Training Motivasi UN: Totalitas bukan Formalitas

Menjelang pelaksanaan Ujian Nasional (UN) 2018, SMP dan SMA SMART Ekselensia Indonesia mengadakan Training Motivasi UN bagi para siswa. Kegiatan yang berlangsung pada Jumat (02-03) bertempat di Aula Al Insan ini dihadiri oleh 40 siswa SMP dan 53 siswa SMA serta beberapa guru yang mendapatkan suntikan motivasi dari trainer ABCo, Kang Fajar.

Dalam materinya, Kang Fajar membuat suasana dengan hangat dan bersemangat dengan slide dan audio visual yang menyengat. Menurut beliau, menjadi seorang pelajar, penting untuk memaknai perubahan. Ujian Nasional bisa dikatakan musim peralihan menuju sebuah perubahan status seorang pelajar. Siswa SMP nantinya akan berubah status menjadi siswa SMA dan siswa SMA akan menempuh perkuliahan.

Salah satu video yang diputarkan, nampak seorang Indian yang menunggangi kuda. Dia memacu kudanya agar tidak tertangkap oleh gerombolan pasukan lain. Beberapa rintangan yang menghalangi dapat dilewati hingga mereka terdesak di ujung jurang. Pada titik krusial ini, sang Pemuda meyakinkan hati untuk melompat bersama kudanya. Setelah ambil ancang-ancang, sang Pemuda menerjang angin dan melayang di antara dua tebing. Dengan mantap, mereka mendarat di seberang tebing dan pada akhirnya selamat dari kejaran serdadu.

Kang Fajar menyiratkan bahwa tantangan pasti akan datang, pertanyaannya, apakah kita akan memilih melompat menuju status baru penuh keyakinan atau menyerah. Karena pada fitrahnya, kita lahir dari sebuah perjuangan. Sejak di dalam rahim, embrio kita sudah bersaing dengan ribuan tantangan hingga berhasil lahir dan tumbuh sebagaimana hari ini. Bukankah kita sudah melewati masa dimana kaki-kaki mungil kita tertatih-tatih menjejakkan langkah demi langkah agar kita dapat berjalan bahkan berlari. Inilah bukti bahwa kita adalah pejuang tangguh.

UN serupa tebing yang penting dilangkahi untuk membuktikan kelayakan dan kepatutan menyandang status perubahan itu.

Perjuangan menjadi pemenang memang bukan hal yang mudah tapi ada prinsip yang harus dipegang teguh yang membuatnya indah. Prinsip yang meyakini bahwa tujuan kita jelas dan mulia karena Allah Maha Tinggi dan Maha Mulia. Menyandarkan tujuan kepada-Nya tentu adalah sumber kekuatan utama. Prinsip optimis pasti ditolong-Nya karena Allah Maha Besar dan Maha Penolong. Dialah yang memiliki alam semesta dan mudah saja untuk mengatur urusan hamba-Nya. Tak kalah pentingnya, prinsip tekun belajar dan mengajarkan karena Allah Maha Adil, Maha Bijaksana dan Maha Tahu Segalanya. Allah tahu yang terbaik bagi hamba-Nya yang berusaha sungguh-sungguh memperjuangkannya.

Pada penghujung training, Kang Fajar, membuka kelapangan hati para siswa dengan perenungan mendalam. Merenung tentang apa arti sebuah perjuangan, kesungguhan dan dukungan sahabat, orang tua dan guru serta orang-orang sekitar yang turut berdoa dan memperjuangkan mereka.
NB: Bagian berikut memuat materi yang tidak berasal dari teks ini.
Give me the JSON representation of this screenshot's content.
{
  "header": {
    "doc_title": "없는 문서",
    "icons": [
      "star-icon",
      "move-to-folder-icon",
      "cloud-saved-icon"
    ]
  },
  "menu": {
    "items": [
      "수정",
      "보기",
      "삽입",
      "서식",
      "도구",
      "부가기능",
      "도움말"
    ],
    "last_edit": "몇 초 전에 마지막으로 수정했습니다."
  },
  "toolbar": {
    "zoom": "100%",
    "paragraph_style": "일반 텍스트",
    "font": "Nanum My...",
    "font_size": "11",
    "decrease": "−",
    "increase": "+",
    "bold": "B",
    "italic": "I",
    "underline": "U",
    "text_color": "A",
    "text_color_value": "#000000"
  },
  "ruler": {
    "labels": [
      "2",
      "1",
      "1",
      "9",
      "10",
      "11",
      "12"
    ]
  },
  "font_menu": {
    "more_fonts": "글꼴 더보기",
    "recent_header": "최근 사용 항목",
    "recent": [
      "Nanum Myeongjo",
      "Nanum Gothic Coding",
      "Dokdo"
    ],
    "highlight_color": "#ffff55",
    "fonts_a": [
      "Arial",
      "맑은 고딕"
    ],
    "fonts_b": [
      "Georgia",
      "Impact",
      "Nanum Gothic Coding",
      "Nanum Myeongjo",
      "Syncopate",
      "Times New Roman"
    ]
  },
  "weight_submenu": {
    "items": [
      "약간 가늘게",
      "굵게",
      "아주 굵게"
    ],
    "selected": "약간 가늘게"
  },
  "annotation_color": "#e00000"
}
Lembaran putih dilayangkan agar satu per satu siswa menulis jurus pamungkas yang menjadi resolusi beberapa bulan ke depan hingga impian yang dicita-citakan bersama dapat terwujud. Lebih giat belajar, latihan soal-soal yang pernah keluar beberapa tahun belakangan, menyiapkan mental, serta memperbaiki kualitas silaturrahim, ibadah dan doa-doa.

Training ini dipahat manis dengan itikad untuk menjadi lebih baik dan bersiap siaga menghadapi Ujian Nasional dan ujian-ujian lain yang menantang. Para siswa sudah menempuh proses pendidikan sekian tahun serta bimbingan belajar setiap pukul 06.00 pagi sejak bulan Oktober. Harapan kami, semoga para siswa dapat lulus dengan hasil terbaik dan membanggakan aamiin (SYHTR).